BENCHMARKING OF HIGH-RESOLUTION LAND COVER MAPS IN AFRICA

G. Bratic1, S. Peng2, and M. A. Brovelli3 G. Bratic et al.
  • 1Politecnico di Milano, Dept. of Civil and Environmental Engineering, Via Gaetano Previati 1/c, 23900 Lecco, Italy
  • 2National Geomatics Center of China, Lianhuachi West Road 28, 100830 Beijing, China
  • 3Politecnico di Milano, Dept. of Civil and Environmental Engineering, Piazza Leonardo da Vinci 32, 20133 Milan, Italy

Keywords: Global Land Cover, Benchmarking, Inter-comparison, Validation, Accuracy Metrics

Abstract. This paper addresses the issue of increased validation demands due to growth in the production of land cover (LC) maps, especially those with large coverage and high-resolution.
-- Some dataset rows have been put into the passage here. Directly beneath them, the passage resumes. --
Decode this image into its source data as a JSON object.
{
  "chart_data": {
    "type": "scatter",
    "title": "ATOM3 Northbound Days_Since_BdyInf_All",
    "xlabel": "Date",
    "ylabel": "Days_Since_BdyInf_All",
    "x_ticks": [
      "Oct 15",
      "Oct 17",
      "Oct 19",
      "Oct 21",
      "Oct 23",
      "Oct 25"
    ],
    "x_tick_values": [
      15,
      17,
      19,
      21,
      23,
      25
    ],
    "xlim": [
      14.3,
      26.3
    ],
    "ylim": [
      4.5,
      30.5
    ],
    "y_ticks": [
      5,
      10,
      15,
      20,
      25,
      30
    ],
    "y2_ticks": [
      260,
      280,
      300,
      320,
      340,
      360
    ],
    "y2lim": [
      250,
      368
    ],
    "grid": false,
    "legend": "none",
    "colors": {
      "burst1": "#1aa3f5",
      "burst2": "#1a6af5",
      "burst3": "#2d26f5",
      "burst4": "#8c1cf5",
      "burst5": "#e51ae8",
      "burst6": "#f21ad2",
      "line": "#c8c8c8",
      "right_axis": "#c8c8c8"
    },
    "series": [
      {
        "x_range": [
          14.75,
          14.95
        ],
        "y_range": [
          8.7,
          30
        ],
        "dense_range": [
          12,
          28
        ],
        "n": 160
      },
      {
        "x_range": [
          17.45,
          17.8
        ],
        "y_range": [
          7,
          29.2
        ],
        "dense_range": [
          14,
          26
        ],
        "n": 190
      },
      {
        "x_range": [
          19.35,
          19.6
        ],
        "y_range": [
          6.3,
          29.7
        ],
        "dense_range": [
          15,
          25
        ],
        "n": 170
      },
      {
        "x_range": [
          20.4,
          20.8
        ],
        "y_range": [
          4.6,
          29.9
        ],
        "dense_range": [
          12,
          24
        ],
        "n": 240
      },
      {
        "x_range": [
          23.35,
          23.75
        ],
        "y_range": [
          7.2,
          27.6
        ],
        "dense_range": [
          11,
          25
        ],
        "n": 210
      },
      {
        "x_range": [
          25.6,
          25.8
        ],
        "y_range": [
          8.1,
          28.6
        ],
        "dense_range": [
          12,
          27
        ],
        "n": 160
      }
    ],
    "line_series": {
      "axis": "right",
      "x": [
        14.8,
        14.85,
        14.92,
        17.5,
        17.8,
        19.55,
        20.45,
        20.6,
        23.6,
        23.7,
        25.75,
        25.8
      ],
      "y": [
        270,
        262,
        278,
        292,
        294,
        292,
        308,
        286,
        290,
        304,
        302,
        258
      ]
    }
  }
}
The inter-comparison of two high-resolution LC (HRLC) maps – GlobeLand30 for the year 2015 (GL30-2015) and S2 Prototype LC 20m map of Africa for 2016 (CCI Africa Prototype) – was done to estimate the degree to which they share the information, as this can serve as a benchmark of their accuracy. Since the two maps compared are independently classified, there is a higher probability that areas where they share information are correctly classified. CCI Africa Prototype and GL30- 2015 have not been yet validated for whole Africa and therefore benchmark accuracy can be used to better design the validation and to make it more efficient. Based on the pixel-by-pixel comparison of GL30-2015 and CCI Africa Prototype, the error matrix and accuracy indexes (Overall, User’s and Producer’s accuracy) were derived. Overall accuracy on the continent level is estimated to be around 66%, which is not considered satisfactory. The low value of overall accuracy is mostly due to the low accuracy of classes Shrubland, Wetland, and Permanent ice and snow, as their User’s and Producer’s accuracies are below 0.4. On the opposite, benchmark accuracy is fairly high for Forest (0.68), Water bodies (0.86) and Bareland (0.93). Nevertheless, class benchmark accuracies are different from country to country, so as the Overall accuracy. Benchmark accuracy was not estimated for Cultivated, Grassland and Artificial surface classes due to the large difference between User’s and Producer’s accuracies.